North Coast Smokehouse Salt and Pepper
Smoke is pretty important to us here in Campfire Kitchen, and when we heard about North Coast Smokehouse, a local company using smoke to add more depth and flavour to some pretty basic ingredients, we thought we should go investigate. I recently saw this blog post by Indie Fude, an artisan food shop in Comber and it drew my attention to a company based in Ballycastle. North Coast Smokehouse is a very exciting enterprise that I had to check out.
I sent a few emails and checked the weather forecasts. It was all set for this weekend, we would hopefully get to check out this Smokehouse in Ballycastle and then have a swim and a BBQ on the beach.
Myself and three friends hit the road early, Ballycastle was around an hour’s drive away but we were taking the scenic, coastal route. Primarily, to avoid traffic heading to the motorbike races (the North West 200 was this weekend) but also because it’s a much more enjoyable drive.
When we reached Ballycastle, our first stop was McKay’s Family Butchers, a well-stocked shop which I had heard sold North Coast Smokehouse products. Right enough, the first thing I saw when I walked in, in pride of place on top of the cabinets, were these little test tubes of salt, pepper and dulse. The latter being a dried seaweed eaten in Ireland as a salty snack or used as seasoning. I opted for a tube each of the North Coast Salt and Pepper. I had a recipe planned for these. We had prearranged with Ruairidh to visit his premises this morning and I managed to get him on the phone when I was leaving McKay’s. He would see us at the smokehouse in 10 minutes.

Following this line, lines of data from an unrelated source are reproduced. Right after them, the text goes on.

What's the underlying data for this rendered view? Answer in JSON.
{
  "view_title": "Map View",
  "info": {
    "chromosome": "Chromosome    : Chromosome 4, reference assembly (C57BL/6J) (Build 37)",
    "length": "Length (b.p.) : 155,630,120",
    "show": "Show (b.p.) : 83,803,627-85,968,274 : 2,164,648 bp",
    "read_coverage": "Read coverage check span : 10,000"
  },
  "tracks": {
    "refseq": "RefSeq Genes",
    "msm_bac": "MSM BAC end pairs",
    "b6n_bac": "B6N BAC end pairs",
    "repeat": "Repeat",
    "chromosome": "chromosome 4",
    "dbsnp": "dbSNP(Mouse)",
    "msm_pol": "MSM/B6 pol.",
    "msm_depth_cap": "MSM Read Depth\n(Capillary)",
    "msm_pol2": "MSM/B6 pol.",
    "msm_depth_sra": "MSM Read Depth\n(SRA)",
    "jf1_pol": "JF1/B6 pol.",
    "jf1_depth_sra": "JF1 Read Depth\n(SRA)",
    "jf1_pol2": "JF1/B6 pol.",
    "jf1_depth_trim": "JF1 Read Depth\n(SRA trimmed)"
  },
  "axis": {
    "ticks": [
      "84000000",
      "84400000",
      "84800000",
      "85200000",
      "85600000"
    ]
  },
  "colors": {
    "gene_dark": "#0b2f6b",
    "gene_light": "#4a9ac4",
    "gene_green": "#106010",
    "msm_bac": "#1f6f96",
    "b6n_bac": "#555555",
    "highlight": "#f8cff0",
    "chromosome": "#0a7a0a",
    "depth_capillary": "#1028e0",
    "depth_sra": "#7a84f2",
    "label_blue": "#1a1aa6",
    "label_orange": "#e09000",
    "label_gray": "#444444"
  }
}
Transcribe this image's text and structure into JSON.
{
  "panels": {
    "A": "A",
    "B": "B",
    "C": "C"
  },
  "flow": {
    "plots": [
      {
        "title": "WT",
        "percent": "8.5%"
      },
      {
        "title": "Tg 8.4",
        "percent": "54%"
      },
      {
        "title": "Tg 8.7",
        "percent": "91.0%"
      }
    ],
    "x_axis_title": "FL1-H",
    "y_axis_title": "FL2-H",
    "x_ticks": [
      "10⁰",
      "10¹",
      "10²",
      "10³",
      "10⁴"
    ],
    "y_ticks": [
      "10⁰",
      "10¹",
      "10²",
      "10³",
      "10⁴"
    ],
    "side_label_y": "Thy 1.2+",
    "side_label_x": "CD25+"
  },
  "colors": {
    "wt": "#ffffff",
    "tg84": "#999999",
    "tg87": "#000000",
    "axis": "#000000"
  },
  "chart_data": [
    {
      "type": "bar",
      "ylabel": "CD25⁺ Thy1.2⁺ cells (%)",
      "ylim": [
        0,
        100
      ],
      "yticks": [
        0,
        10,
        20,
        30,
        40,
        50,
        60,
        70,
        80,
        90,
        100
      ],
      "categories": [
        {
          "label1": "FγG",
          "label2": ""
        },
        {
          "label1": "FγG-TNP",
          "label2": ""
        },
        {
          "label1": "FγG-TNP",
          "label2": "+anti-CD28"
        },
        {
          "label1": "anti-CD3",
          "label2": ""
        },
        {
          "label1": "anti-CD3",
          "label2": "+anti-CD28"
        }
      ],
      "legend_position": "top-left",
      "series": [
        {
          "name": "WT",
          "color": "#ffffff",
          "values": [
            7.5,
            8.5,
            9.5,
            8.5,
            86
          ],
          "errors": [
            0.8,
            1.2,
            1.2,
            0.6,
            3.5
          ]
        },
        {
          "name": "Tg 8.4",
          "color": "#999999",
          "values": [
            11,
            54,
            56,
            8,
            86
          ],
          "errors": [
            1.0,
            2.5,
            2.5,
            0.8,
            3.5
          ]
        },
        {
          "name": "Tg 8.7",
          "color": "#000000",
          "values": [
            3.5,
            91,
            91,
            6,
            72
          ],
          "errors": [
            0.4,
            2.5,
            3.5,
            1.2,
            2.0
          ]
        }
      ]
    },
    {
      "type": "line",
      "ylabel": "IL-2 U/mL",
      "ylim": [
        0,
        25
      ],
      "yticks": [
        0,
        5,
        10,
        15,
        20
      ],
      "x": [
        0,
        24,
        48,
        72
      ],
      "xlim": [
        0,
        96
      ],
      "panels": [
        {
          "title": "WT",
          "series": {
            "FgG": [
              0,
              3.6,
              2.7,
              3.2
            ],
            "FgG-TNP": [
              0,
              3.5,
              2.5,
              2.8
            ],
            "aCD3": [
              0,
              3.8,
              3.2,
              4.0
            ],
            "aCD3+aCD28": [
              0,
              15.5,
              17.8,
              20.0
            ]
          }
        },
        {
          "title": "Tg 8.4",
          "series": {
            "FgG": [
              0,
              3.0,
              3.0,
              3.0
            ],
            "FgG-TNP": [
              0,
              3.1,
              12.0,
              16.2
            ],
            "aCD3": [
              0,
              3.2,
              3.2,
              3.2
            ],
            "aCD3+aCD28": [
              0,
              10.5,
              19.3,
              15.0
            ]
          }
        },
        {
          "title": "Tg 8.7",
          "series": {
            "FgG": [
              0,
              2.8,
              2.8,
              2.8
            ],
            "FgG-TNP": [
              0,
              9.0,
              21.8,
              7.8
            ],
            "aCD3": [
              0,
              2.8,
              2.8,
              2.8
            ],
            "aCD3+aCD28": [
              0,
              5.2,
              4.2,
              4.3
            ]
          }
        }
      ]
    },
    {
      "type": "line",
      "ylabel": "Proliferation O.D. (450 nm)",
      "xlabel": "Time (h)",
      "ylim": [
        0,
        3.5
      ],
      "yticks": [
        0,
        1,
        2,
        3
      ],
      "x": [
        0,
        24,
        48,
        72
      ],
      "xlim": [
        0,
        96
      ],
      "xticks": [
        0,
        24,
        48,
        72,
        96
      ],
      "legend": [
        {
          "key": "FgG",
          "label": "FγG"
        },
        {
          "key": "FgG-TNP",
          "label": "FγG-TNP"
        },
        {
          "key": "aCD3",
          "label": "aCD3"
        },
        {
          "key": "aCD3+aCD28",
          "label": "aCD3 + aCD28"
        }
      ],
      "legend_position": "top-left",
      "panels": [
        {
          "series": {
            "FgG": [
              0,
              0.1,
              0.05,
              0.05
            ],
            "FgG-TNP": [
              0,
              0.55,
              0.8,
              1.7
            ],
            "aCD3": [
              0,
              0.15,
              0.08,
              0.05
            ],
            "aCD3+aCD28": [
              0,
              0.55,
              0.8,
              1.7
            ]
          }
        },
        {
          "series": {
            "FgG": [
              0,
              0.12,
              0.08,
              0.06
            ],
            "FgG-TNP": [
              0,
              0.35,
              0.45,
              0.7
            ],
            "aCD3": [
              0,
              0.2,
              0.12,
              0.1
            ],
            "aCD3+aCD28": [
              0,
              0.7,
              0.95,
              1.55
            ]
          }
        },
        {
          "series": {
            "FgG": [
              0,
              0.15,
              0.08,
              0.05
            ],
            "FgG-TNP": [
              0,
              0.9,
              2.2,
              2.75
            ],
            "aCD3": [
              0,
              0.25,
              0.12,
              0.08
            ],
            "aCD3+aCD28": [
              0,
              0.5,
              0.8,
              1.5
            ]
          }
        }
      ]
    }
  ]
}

Ruairidh, originally from Scotland, learned his trade working in salmon farms in Scotland and New Zealand. He moved to Ballycastle a few years ago to raise his family there and to set up his own business. Ruairidh was so kind with his time, he showed us around his tiny little smokehouse, answered all our questions and talked us through his processes. I originally came asking questions about the smoked salt and pepper, but the hot smoked salmon sounded incredible. I had to try some!
Ruairidh smokes his condiments using beechwood, he explained that there was no set rule for how long, that he leaves it going overnight and gauges by colour when it’s done. He has two medium sized smokers that he uses for cold smoking. He lit up one of them using a small blowtorch thing and an aquarium pump. Smoke started filling the box which had some salt on the go inside. It was all so interesting to watch and it smelt great!
As well as a big bag of beech woodchips, there was also another bag of apple woodchips and a smaller mystery bag. The apple woodchips, Ruairidh explained were going to be used to cold smoke some cheese (amazing). The mystery bag though was actually shredded Bushmills Whiskey barrels. Ruairidh attends a whiskey festival at the distillery and produces special Bushmills Whiskey hot smoked salmon for the occasion! Now that is a date for the calendar.
I honestly couldn’t get over how nice Ruairidh was in showing us around his workspace. It’s incredible what people are doing with food in Ireland and they always seem to do it so humbly. Ruairidh’s commitment to local ingredients also shone through, using salmon from Glenarm, the Bushmills Whiskey barrels, for example.
When I got my hands on this salt and pepper, I couldn’t think of any better way to show it off than with a thick cut Pepper Crusted Sirloin Steak cooked on the BBQ.